The Innisfree Poetry Journal www.innisfreepoetry.org by Judy Kronenfeld
Unimaginable
—Alexsander Hemon, "A Tale of Two Daughters"
Just out of "successful" surgery on the hip she broke after her second stroke, my mother asked for a comb and a mirror and said, for the 1000th time, "I look like a prune"—
unlike the faceless, the deformed, the knowingly terminally ill, the body-debasing, who have learned, or been forced, to think of themselves as souls. Death was not yet close as her coat, wasn't sleeping with her, lived in another country, reachable only by an arduous, and as yet unplanned journey.

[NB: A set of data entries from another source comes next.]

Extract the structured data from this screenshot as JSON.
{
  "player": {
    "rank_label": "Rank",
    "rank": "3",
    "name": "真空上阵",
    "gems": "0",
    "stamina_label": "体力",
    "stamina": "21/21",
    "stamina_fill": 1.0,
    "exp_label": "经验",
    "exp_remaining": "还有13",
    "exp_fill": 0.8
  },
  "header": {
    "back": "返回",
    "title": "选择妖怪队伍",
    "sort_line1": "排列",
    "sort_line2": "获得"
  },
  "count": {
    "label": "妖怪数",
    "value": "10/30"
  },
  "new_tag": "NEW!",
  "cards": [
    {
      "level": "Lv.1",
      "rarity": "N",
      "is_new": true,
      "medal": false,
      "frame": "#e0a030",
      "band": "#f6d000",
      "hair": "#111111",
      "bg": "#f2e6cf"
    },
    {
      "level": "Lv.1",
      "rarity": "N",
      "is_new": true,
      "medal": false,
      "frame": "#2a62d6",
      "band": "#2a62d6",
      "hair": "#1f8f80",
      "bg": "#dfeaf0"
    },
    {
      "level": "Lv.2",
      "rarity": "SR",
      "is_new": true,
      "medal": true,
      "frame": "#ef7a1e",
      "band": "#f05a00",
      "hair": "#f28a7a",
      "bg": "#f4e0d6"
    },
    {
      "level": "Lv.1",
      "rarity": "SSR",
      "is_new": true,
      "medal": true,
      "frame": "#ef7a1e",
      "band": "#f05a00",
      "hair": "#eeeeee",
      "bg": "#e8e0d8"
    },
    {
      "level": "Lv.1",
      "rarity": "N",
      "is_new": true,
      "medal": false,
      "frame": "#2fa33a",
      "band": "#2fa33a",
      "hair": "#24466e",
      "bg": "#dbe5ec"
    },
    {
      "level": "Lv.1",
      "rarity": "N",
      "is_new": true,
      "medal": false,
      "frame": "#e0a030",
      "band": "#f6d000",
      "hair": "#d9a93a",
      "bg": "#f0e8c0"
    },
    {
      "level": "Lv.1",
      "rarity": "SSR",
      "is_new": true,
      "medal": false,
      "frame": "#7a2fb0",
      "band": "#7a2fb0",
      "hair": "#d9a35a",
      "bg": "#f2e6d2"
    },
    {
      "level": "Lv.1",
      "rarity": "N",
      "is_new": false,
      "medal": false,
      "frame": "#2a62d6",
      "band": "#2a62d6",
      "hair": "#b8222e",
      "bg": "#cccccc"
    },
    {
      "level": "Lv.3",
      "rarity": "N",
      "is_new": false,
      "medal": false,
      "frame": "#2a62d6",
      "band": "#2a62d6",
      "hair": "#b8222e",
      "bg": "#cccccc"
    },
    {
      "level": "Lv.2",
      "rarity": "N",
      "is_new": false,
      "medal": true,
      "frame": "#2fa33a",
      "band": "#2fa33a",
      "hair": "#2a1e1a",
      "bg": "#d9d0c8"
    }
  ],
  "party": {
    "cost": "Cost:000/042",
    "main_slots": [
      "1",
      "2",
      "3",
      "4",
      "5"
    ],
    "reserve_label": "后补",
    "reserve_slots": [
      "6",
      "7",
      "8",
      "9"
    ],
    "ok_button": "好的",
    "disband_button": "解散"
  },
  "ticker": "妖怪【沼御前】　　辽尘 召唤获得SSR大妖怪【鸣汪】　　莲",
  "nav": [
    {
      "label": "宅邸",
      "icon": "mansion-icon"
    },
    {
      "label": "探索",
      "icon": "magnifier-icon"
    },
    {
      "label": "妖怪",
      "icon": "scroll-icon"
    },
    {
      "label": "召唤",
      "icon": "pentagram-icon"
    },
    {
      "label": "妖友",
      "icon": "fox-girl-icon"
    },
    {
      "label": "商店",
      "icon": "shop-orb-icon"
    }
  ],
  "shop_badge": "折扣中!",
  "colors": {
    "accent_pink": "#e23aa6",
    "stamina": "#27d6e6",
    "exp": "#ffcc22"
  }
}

And that's when we can imagine it—isn't it?—whether it's ours, or even—God help us—a child's. Mahler said he couldn't have written the Kindertotenlieder after his child had died, though he'd imagined his child had died, in order to write. But before, just a touch Romantic, isn't it, à la Père Lachaise—the caped and draped figures, streaked with corroded tears, the small child head rolled back in final grimace, held aloft in the angel's arms—
My mother might have imagined triumphant vindication à la Ann Landers—"Guilty and Heartbroken Daughter" writes "Now my mother is gone and I'm racked with remorse."
But I wasn't. I did what I could. I brought the comb and mirror. I put them away. I sat by the bed. I held the fingers that dripped over its side, and she whispered "my angel" as she slid.
My lucky mother put down the mirror, clucking. No slow striptease of the mortal, no death mask, no practice coffin, no hot death breath prickling the back of her neck. She said to oblivion Not me! and to us: "God doesn't want me yet." And the next day: mugger death in the dark alley— one quick rap to the back of the head.
Body
Wake me again, indivisible with liberty, bottles singing in the milk truck, tipped heels clicking down my street, and my windows flashed open to the cloud-quilted sky— a box-stitched comforter thrown up to air, squares translucently edged.
My self is tied in the chains of you, silenced by you,
collapsed down into an irretrievable black box as you swerve, droop, fizzle—
oh, don't evict me after my long lease—
and doctors collect your measurements, medial, proximal, pick your locks with dilators, depressors . . . .
Don't drag me down like a bale of shadow! We're thick as thieves we two, I'm in the thick of you—
Give back my brilliant ignorance.
What I Love about New York
August morning, eight A.M., as I clump off the curb on a Soho street in my walking sandals, backpack flapping— the day cloistered with heat, the glinting sidewalks already repositories—a woman in a sea-spume froth of tropical turquoise cocktail dress, steps off from the south side towards the north. A slick of sweat gleams in her puckery crepe-paper cleavage; under their freight of fantail lashes, her eyelids beat a syncopated pulse; her wine-stem ankles alternately bow slightly out and in as she stutters across in her four-inch rhinestone-embossed platform sandals. I can almost hear the thwuck as a heel is plucked out of the ancient dirt between the cobbles— and I nearly give a you go girl nod because its owner's quest has been so severely tested. But not utterly crushed.